Wednesday 17 October 2012

Is too much convenience inconvenient?

I have a car. I work mostly from home. I have satellite television which even allows me to watch Russian channels from the UK. I have access to fast broadband and, generally speaking, my life has lately become very well organised, at least from the convenience point of view. And yet as I feel more and more flexible in how I live my life, I also become more and more limited. I have a choice of when and where to shop. I don't have to make any specific arrangements for transport, other than find an hour when it suits me to jump into the car and go to the store. Convenient? Or isolating? How about the fact that over the last couple of years I have gotten used to avoiding driving into the city centre because I don't want to pay extortionate amounts for parking, which has meant that I just have not bothered to go into Manchester at all!

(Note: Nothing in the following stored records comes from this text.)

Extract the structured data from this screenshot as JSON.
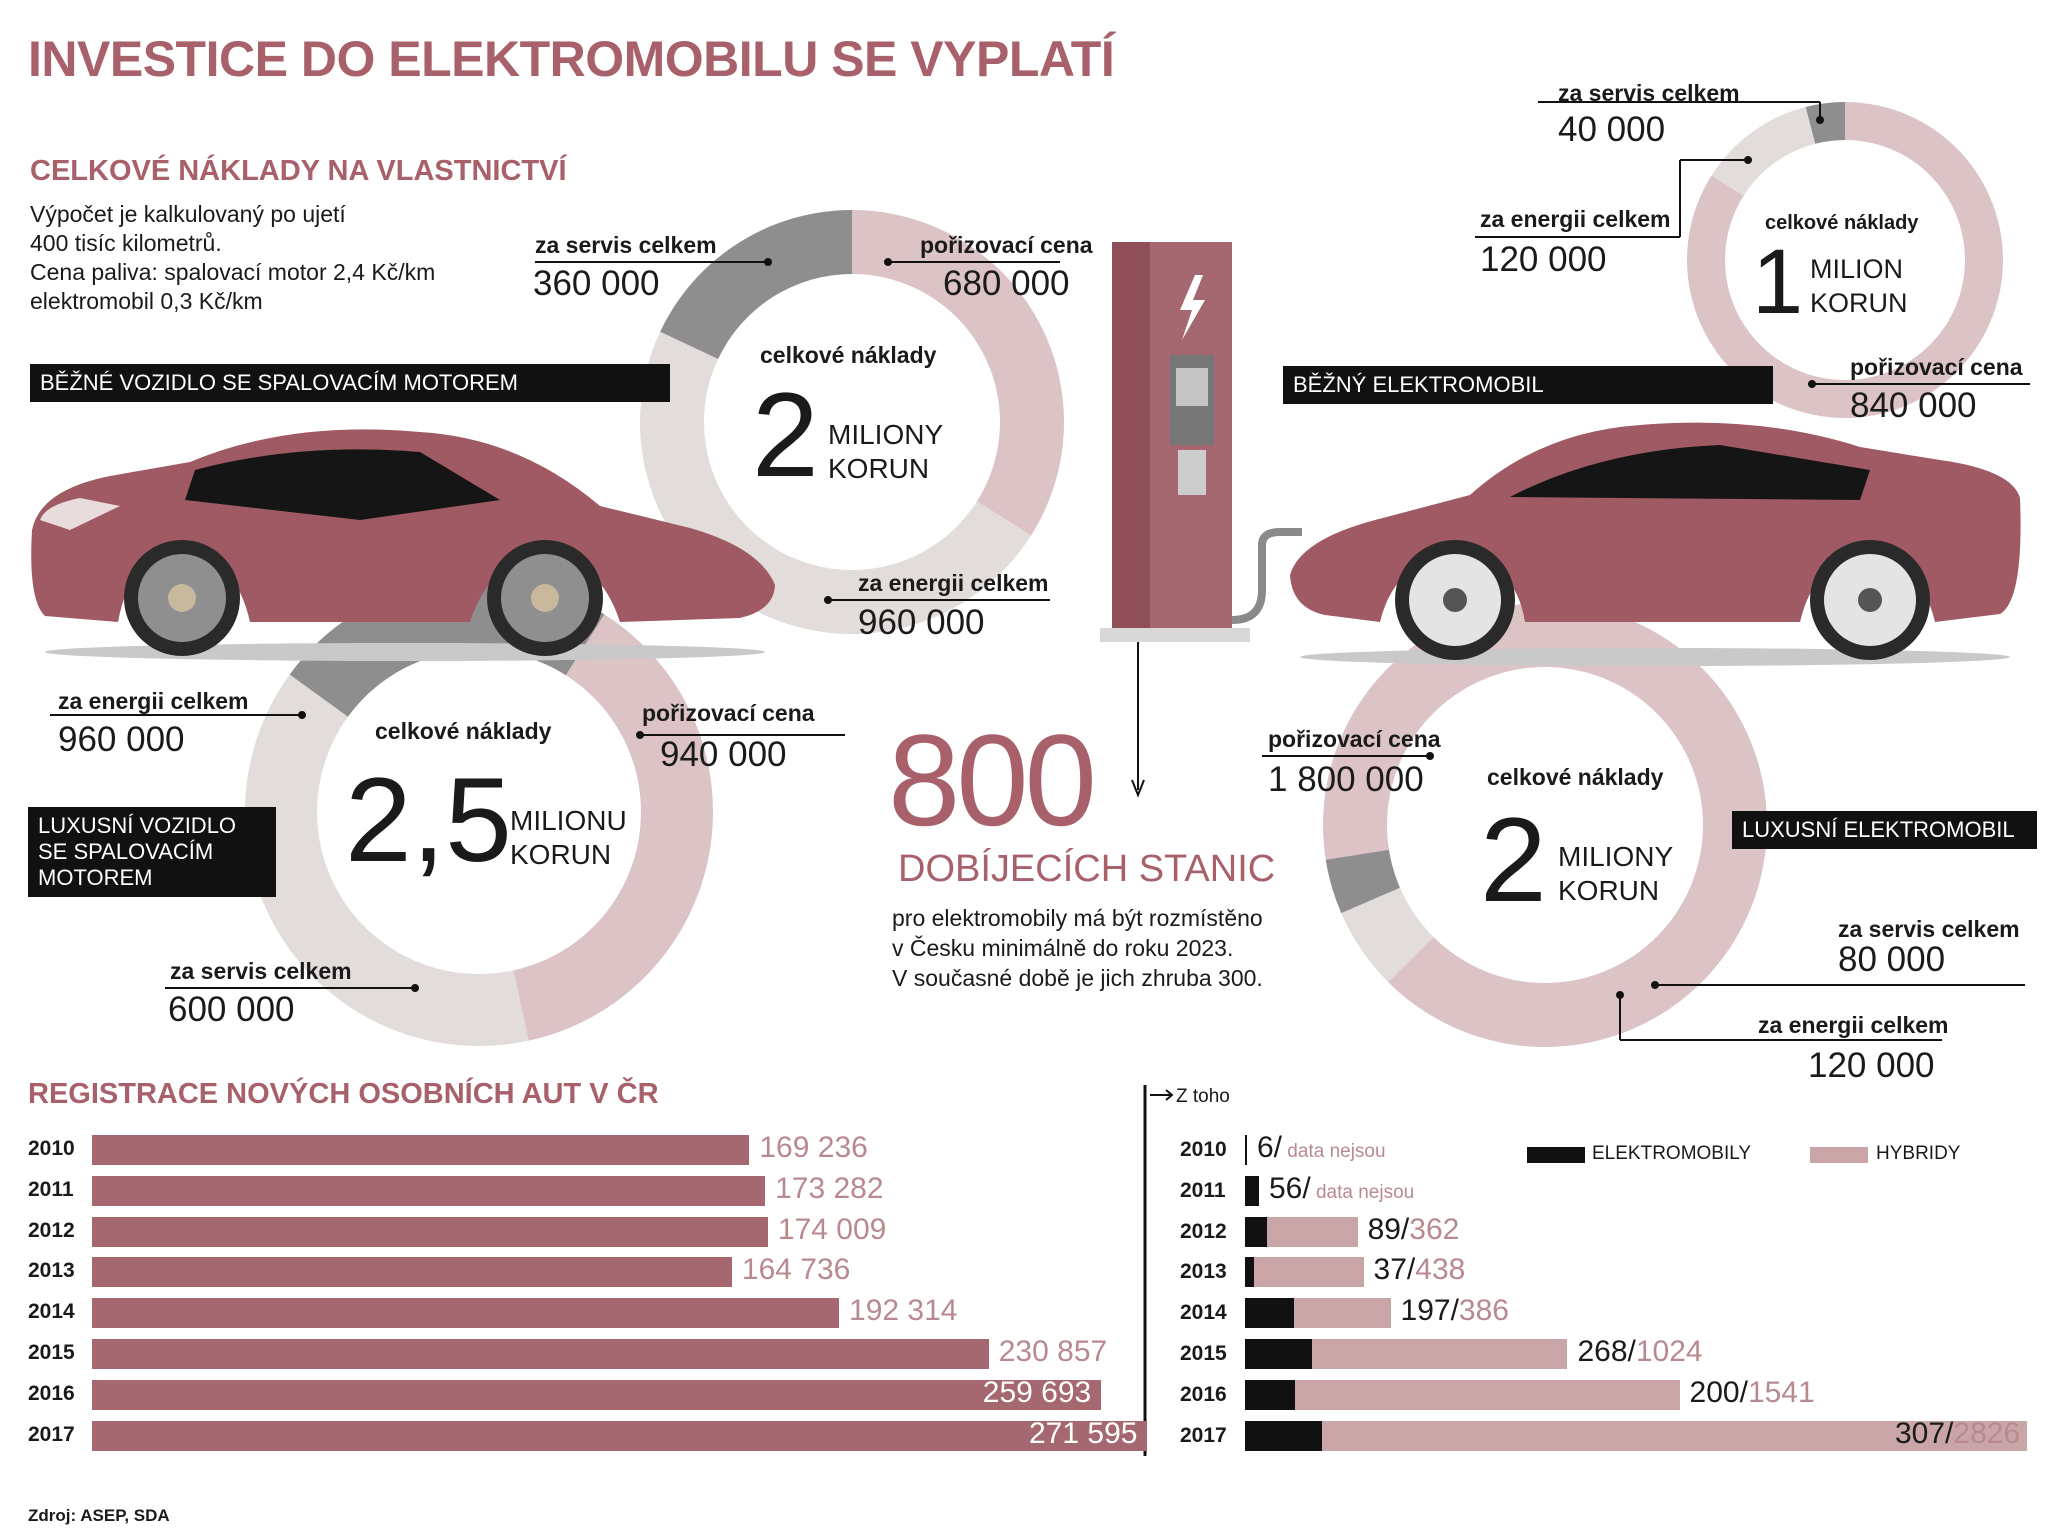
{
  "title": "INVESTICE DO ELEKTROMOBILU SE VYPLATÍ",
  "tco": {
    "title": "CELKOVÉ NÁKLADY NA VLASTNICTVÍ",
    "note": [
      "Výpočet je kalkulovaný po ujetí",
      "400 tisíc kilometrů.",
      "Cena paliva: spalovací motor 2,4 Kč/km",
      "elektromobil 0,3 Kč/km"
    ],
    "center_label": "celkové náklady",
    "vehicles": [
      {
        "id": "ice",
        "tag": "BĚŽNÉ VOZIDLO SE SPALOVACÍM MOTOREM",
        "total_big": "2",
        "total_unit": [
          "MILIONY",
          "KORUN"
        ],
        "purchase_label": "pořizovací cena",
        "purchase": "680 000",
        "energy_label": "za energii celkem",
        "energy": "960 000",
        "service_label": "za servis celkem",
        "service": "360 000"
      },
      {
        "id": "lux_ice",
        "tag": "LUXUSNÍ VOZIDLO SE SPALOVACÍM MOTOREM",
        "tag_lines": [
          "LUXUSNÍ VOZIDLO",
          "SE SPALOVACÍM",
          "MOTOREM"
        ],
        "total_big": "2,5",
        "total_unit": [
          "MILIONU",
          "KORUN"
        ],
        "purchase_label": "pořizovací cena",
        "purchase": "940 000",
        "energy_label": "za energii celkem",
        "energy": "960 000",
        "service_label": "za servis celkem",
        "service": "600 000"
      },
      {
        "id": "ev",
        "tag": "BĚŽNÝ ELEKTROMOBIL",
        "total_big": "1",
        "total_unit": [
          "MILION",
          "KORUN"
        ],
        "purchase_label": "pořizovací cena",
        "purchase": "840 000",
        "energy_label": "za energii celkem",
        "energy": "120 000",
        "service_label": "za servis celkem",
        "service": "40 000"
      },
      {
        "id": "lux_ev",
        "tag": "LUXUSNÍ ELEKTROMOBIL",
        "total_big": "2",
        "total_unit": [
          "MILIONY",
          "KORUN"
        ],
        "purchase_label": "pořizovací cena",
        "purchase": "1 800 000",
        "energy_label": "za energii celkem",
        "energy": "120 000",
        "service_label": "za servis celkem",
        "service": "80 000"
      }
    ]
  },
  "stations": {
    "number": "800",
    "title": "DOBÍJECÍCH STANIC",
    "text": [
      "pro elektromobily má být rozmístěno",
      "v Česku minimálně do roku 2023.",
      "V současné době je jich zhruba 300."
    ]
  },
  "registrations": {
    "title": "REGISTRACE NOVÝCH OSOBNÍCH AUT V ČR",
    "z_toho": "Z toho",
    "legend": {
      "electric": "ELEKTROMOBILY",
      "hybrid": "HYBRIDY"
    },
    "no_data": "data nejsou"
  },
  "source": "Zdroj: ASEP, SDA",
  "colors": {
    "accent": "#a8606a",
    "bar": "#a56870",
    "hybrid": "#c9a5a8",
    "purchase_ring": "#dcc4c6",
    "energy_ring": "#e2dcdb",
    "service_ring": "#8e8e8e"
  },
  "chart_data": [
    {
      "type": "pie",
      "title": "BĚŽNÉ VOZIDLO SE SPALOVACÍM MOTOREM",
      "categories": [
        "pořizovací cena",
        "za energii celkem",
        "za servis celkem"
      ],
      "values": [
        680000,
        960000,
        360000
      ]
    },
    {
      "type": "pie",
      "title": "LUXUSNÍ VOZIDLO SE SPALOVACÍM MOTOREM",
      "categories": [
        "pořizovací cena",
        "za energii celkem",
        "za servis celkem"
      ],
      "values": [
        940000,
        960000,
        600000
      ]
    },
    {
      "type": "pie",
      "title": "BĚŽNÝ ELEKTROMOBIL",
      "categories": [
        "pořizovací cena",
        "za energii celkem",
        "za servis celkem"
      ],
      "values": [
        840000,
        120000,
        40000
      ]
    },
    {
      "type": "pie",
      "title": "LUXUSNÍ ELEKTROMOBIL",
      "categories": [
        "pořizovací cena",
        "za energii celkem",
        "za servis celkem"
      ],
      "values": [
        1800000,
        120000,
        80000
      ]
    },
    {
      "type": "bar",
      "title": "REGISTRACE NOVÝCH OSOBNÍCH AUT V ČR",
      "categories": [
        "2010",
        "2011",
        "2012",
        "2013",
        "2014",
        "2015",
        "2016",
        "2017"
      ],
      "values": [
        169236,
        173282,
        174009,
        164736,
        192314,
        230857,
        259693,
        271595
      ],
      "labels": [
        "169 236",
        "173 282",
        "174 009",
        "164 736",
        "192 314",
        "230 857",
        "259 693",
        "271 595"
      ]
    },
    {
      "type": "bar",
      "title": "Z toho",
      "categories": [
        "2010",
        "2011",
        "2012",
        "2013",
        "2014",
        "2015",
        "2016",
        "2017"
      ],
      "series": [
        {
          "name": "ELEKTROMOBILY",
          "values": [
            6,
            56,
            89,
            37,
            197,
            268,
            200,
            307
          ]
        },
        {
          "name": "HYBRIDY",
          "values": [
            null,
            null,
            362,
            438,
            386,
            1024,
            1541,
            2826
          ]
        }
      ]
    }
  ]
}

Of course, this is all a choice. Watching TV at night when I could be writing, or sleeping, is my choice. And driving the car to go to the gym when I live next door to the largest municipal park in Europe is also my choice. But I wonder how I got to this point, where it takes something drastic like my car needing repairs for me to realise that I have been limiting myself, and my life. And that's the thing about all the wonderfully convenient things that we now have: we have to learn to control how much access we give these things in our life. If we watch TV and that replaces us experiencing things for ourselves - that's too much access. When we drive the car instead of walking with our kids to school and miss out on watching them go on their bike or scooter faster than the day before - that's too much access. When I don't exercise on the days that my husband has the car - that's too much control.

For a creative person, this is almost creative death. I have not been feeding my funnel and now it's running out of  material because I have locked myself into this very convenient situation. So I am going to take action. I will only use my car when I have to, and to make that easier I might even choose to not have a car for a few months. I will watch all my favourite TV shows in one go, probably at the weekend when I want to vegetate. Knowing me, I'd probably lose interest pretty quickly anyway and go off TV completely - it has happened before!

But the most important thing is that I will consciously get myself out there, into the currently very wet world, and start filling my funnel with random rencontres, observations and, mainly, people, because let's face it, what is art without people?